"Can I see?" "Come here, Gloria, sit on my lap." "Cassia, move over a bit so Seth can see."
We, as a family, are crowded around the computer screen, looking at some pictures of a far-off missionary family. In my children's hearts, a seed is being planted. A seed that I pray will grow into a real burden for missions; whether it be praying, giving, or going.
I have a Facebook account. This is a great way to keep up with friends and family near or far away. But, more importantly, this is a tremendous way to stay in touch with missionaries. Missionaries thrive on the communication this venue allows.
Our church has, by the grace of God, several missionaries on the field or on deputation. Many of these families can be found on Facebook. Our children love to crowd around the computer with me to see the new pictures posted or, even more fun, the videos that some of the missionaries post. Our children are able to see where our friends live, what they are doing, what the conditions are, how they worship, and how their children are growing.
My son has a friend who, with his parents, is visiting his missionary-sister and her family in Mozambique for the next month. Michael loved seeing pictures of his friend's first plane trip, the reunion the family had, the wonderful family-moments caught on camera. The video of the Mozambiquan band at the airport gave my children a feel for the culture. The video of the thunderstorm amazed them, also.
The video of the Zambian Sunday School class on Kevin's blog opened their eyes and ears to the fact that children worship in song around the world. "What are they singing? Why are they doing that? Where is this?" What a way to get a conversation going about missions!

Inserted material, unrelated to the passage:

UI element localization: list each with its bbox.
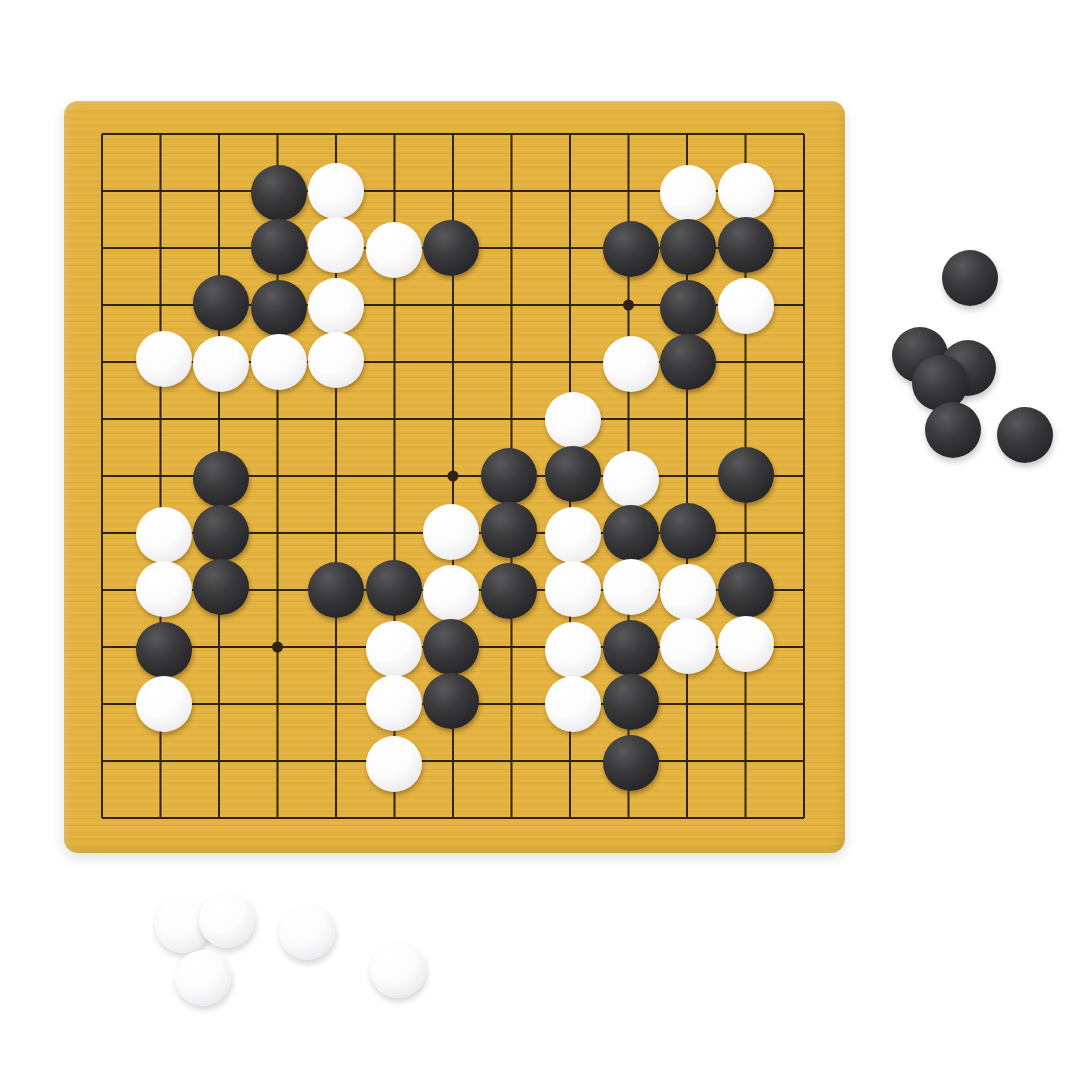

There are countless missionary biographies out there for us to read - and we should. Reading together is one of our favorite family-time traditions. However, never before have children been able to experience missionary-life so vividly. More than just a prayer card, seeing the lives of today's missionaries is slowly impressing the burden of missions on their young hearts.
Worthwhile time spent in front of a computer screen. When they walk away, I want them to remember and water that seed growing in their hearts.